What did I know about them? General Ravenscroft was close on sixty; his wife was thirty-five. All I knew of them, strictly speaking, was the last five or six years of their lives. The General had retired on a pension. They had come back to England from abroad and all the evidence that came to me, all the knowledge, was of a brief period during which they had first a house at Bournemouth and then moved to where they lived in the home where the tragedy took place. They had lived there peacefully, happily, their children came home there for school holidays. It was a peaceful period, I should say, at the end of what one presumed as a peaceful life. But then I thought, but how much did I know of that peaceful life? I knew of their life after retirement in England, of their family. There was no financial motive, no motive of hatred, no motive of sexual involvement, of intrusive love affairs. No.

But there was a period before that. What did I know about that? What I knew was a life spent mostly abroad with occasional visits home, a good record for the man, pleasant remembrances of her from friends of the wife's. There was no outstanding tragedy, dispute, nothing that one knew of. But then I mightn't have known. One doesn't know. There was a period of, say, twenty-thirty years, years from childhood to the time they married, the time they lived abroad in India and other places. Perhaps the root of the tragedy was there.

There is a proverb my grandmother used to repeat: Old sins have long shadows. Was the cause of death some long shadow, a shadow from the past? That's not an easy thing to find out about. You find out about a man's record, what friends or acquaintances say, but you don't know any inner details.

Well, I think little by little the theory grew up in my mind that that would have been the place to look, if I could have looked. Something that had happened then, in another country, perhaps. Something that had been thought to be forgotten, to have passed out of existence, but which still perhaps existed.

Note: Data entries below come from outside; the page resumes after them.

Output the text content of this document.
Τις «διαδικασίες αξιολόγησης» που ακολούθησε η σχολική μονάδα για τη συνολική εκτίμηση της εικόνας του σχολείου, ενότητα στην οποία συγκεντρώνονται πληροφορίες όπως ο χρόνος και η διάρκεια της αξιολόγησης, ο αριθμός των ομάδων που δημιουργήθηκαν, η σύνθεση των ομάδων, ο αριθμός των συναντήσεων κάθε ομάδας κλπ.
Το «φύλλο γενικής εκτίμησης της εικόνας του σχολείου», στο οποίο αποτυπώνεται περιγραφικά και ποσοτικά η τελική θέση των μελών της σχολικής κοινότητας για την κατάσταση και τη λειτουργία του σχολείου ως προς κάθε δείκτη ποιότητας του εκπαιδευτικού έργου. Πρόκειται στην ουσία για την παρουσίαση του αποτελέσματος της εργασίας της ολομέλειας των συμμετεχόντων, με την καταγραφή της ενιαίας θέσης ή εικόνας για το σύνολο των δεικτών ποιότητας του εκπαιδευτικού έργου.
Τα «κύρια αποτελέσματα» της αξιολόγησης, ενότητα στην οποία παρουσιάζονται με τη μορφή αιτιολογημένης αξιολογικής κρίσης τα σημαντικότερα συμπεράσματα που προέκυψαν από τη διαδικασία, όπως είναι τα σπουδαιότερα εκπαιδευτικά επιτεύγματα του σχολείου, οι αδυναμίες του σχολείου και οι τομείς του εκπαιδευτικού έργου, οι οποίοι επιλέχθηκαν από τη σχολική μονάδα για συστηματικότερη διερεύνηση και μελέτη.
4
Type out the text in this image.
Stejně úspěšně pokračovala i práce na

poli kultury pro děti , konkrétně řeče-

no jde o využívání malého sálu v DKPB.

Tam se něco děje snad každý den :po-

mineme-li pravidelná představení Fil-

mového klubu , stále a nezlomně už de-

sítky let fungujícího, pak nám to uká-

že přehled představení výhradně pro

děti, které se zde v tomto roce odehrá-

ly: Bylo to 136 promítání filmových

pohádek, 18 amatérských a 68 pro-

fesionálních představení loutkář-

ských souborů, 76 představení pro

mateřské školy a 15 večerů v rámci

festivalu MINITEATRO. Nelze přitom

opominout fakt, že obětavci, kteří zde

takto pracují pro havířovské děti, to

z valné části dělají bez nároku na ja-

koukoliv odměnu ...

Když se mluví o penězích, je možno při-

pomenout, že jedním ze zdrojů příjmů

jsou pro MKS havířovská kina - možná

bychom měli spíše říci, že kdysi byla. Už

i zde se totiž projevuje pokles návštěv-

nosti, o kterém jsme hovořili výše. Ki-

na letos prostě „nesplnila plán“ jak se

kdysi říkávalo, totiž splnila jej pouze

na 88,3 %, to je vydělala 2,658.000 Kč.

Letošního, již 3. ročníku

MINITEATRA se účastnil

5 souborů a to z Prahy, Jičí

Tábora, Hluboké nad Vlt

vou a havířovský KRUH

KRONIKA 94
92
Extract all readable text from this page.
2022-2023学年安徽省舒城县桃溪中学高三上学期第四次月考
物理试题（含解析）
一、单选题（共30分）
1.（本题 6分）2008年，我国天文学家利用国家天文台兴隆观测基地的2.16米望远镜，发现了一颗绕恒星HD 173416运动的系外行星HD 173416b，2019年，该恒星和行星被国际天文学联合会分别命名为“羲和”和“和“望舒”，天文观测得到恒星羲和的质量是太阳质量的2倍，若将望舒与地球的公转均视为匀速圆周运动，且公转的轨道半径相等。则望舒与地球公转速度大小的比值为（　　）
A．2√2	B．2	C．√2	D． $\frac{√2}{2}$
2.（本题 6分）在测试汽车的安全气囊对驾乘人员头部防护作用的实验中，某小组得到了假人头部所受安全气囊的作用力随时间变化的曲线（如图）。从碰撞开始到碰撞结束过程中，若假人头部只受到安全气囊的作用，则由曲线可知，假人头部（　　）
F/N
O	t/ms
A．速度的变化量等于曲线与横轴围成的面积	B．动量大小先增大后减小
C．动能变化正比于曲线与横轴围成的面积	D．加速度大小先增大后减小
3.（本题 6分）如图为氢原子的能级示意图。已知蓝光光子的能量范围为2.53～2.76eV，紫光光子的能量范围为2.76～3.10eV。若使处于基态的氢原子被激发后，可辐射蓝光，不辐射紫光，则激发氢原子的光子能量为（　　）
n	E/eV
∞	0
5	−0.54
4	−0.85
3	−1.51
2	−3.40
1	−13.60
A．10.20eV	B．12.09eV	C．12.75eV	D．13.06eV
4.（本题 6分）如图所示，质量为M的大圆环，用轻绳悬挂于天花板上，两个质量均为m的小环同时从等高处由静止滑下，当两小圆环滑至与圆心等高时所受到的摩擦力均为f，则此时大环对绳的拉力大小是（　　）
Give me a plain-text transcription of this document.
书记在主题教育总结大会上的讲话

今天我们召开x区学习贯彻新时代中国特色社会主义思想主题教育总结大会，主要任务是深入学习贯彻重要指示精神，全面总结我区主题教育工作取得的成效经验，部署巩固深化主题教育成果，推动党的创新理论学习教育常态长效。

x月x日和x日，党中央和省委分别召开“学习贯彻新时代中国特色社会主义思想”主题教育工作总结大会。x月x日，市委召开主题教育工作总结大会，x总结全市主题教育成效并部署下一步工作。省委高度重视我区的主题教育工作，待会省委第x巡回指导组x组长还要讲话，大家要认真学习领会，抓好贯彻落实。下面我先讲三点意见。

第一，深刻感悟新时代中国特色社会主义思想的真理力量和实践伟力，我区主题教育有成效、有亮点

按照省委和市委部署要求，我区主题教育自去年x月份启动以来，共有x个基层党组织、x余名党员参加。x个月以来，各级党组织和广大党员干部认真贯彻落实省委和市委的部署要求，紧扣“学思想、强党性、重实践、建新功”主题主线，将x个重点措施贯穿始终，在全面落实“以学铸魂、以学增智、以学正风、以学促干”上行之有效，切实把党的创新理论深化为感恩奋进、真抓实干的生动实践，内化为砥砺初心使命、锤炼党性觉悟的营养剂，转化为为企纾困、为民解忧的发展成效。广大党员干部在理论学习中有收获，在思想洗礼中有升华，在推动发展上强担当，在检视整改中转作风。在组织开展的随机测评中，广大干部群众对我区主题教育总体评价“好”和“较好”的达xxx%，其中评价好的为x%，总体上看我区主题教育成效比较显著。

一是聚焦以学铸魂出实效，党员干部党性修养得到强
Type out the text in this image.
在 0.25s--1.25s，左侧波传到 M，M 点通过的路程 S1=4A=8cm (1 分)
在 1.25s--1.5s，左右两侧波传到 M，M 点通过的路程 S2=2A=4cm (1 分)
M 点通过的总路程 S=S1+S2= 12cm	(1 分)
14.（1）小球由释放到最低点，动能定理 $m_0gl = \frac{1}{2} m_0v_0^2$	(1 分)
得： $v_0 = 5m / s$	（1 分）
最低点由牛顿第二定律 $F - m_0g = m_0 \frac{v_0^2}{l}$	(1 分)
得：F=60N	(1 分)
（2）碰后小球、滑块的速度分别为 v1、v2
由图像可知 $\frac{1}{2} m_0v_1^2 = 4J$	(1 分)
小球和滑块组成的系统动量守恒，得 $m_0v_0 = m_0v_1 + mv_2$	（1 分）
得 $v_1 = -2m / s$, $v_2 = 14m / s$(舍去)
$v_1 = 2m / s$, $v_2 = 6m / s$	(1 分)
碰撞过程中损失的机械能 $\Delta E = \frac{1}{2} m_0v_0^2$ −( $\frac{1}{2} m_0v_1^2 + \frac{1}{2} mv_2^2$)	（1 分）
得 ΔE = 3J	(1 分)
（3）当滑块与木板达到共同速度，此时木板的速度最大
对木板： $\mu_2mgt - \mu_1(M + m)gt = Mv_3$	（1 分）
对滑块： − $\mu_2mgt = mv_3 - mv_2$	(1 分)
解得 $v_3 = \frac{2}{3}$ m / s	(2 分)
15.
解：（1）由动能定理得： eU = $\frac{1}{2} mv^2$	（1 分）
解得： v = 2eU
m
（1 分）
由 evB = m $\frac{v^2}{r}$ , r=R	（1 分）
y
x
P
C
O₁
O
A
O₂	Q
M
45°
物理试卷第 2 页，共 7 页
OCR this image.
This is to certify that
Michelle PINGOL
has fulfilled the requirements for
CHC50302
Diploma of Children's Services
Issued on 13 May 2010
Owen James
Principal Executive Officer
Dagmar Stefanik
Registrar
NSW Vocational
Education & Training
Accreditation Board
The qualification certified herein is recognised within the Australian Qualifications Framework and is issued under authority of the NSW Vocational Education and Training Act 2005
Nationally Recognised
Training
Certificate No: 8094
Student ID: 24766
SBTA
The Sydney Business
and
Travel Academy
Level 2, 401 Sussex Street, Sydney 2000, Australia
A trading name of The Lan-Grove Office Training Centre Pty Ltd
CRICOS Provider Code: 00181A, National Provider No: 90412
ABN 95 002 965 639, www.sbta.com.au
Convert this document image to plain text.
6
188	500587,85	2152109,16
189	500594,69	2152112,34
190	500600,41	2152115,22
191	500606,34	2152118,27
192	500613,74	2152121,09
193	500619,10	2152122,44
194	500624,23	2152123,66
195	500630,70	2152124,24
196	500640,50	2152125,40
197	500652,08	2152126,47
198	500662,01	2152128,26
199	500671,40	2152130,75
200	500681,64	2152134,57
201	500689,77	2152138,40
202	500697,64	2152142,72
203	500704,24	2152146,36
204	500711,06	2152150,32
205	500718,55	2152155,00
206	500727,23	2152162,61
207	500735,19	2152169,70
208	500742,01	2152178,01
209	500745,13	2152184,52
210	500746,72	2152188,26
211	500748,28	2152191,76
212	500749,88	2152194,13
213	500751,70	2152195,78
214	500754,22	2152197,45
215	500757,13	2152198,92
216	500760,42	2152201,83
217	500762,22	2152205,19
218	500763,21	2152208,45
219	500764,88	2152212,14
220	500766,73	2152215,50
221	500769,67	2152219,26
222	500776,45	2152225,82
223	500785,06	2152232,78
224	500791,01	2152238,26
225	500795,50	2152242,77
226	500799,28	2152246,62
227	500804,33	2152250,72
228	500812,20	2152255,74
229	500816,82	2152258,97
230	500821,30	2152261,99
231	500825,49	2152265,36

A grudge from the past, some happening that nobody knew about, that had happened elsewhere, not in their life in England, but which may have been there. If one had known where to look for it.'

'Not the sort of thing, you mean,' said Poirot, 'that anybody would remember. I mean, remember nowadays. Something that no friends of theirs in England, perhaps, would have known about.'

'Their friends in England seem to have been mostly made since retirement, though I suppose old friends did come and visit them or see them occasionally. But one doesn't hear about things that happened in the past. People forget.'

'Yes,' said Poirot thoughtfully. 'People forget.'

'They're not like elephants,' said Superintendent Garroway, giving a faint smile. 'Elephants, they always say, remember everything.'

'It is odd that you should say that,' said Poirot.

'That I should say about long sins?'

'Not so much that. It was your mention of elephants that interested me.' Superintendent Garroway looked at Poirot with some surprise. He seemed to be waiting for more. Spence also cast a quick glance at his old friend.

'Something that happened in India, perhaps,' he suggested.

'I mean-well, that's where elephants come from, isn't it? Or from Africa. Anyway, who's been talking to you about elephants?' he added.

'A friend of mine happened to mention them,' said Poirot. 'Someone you know,' he said to Superintendent Spence. 'Mrs. Oliver.'

'Oh, Mrs. Ariadne Oliver. Well!' He paused.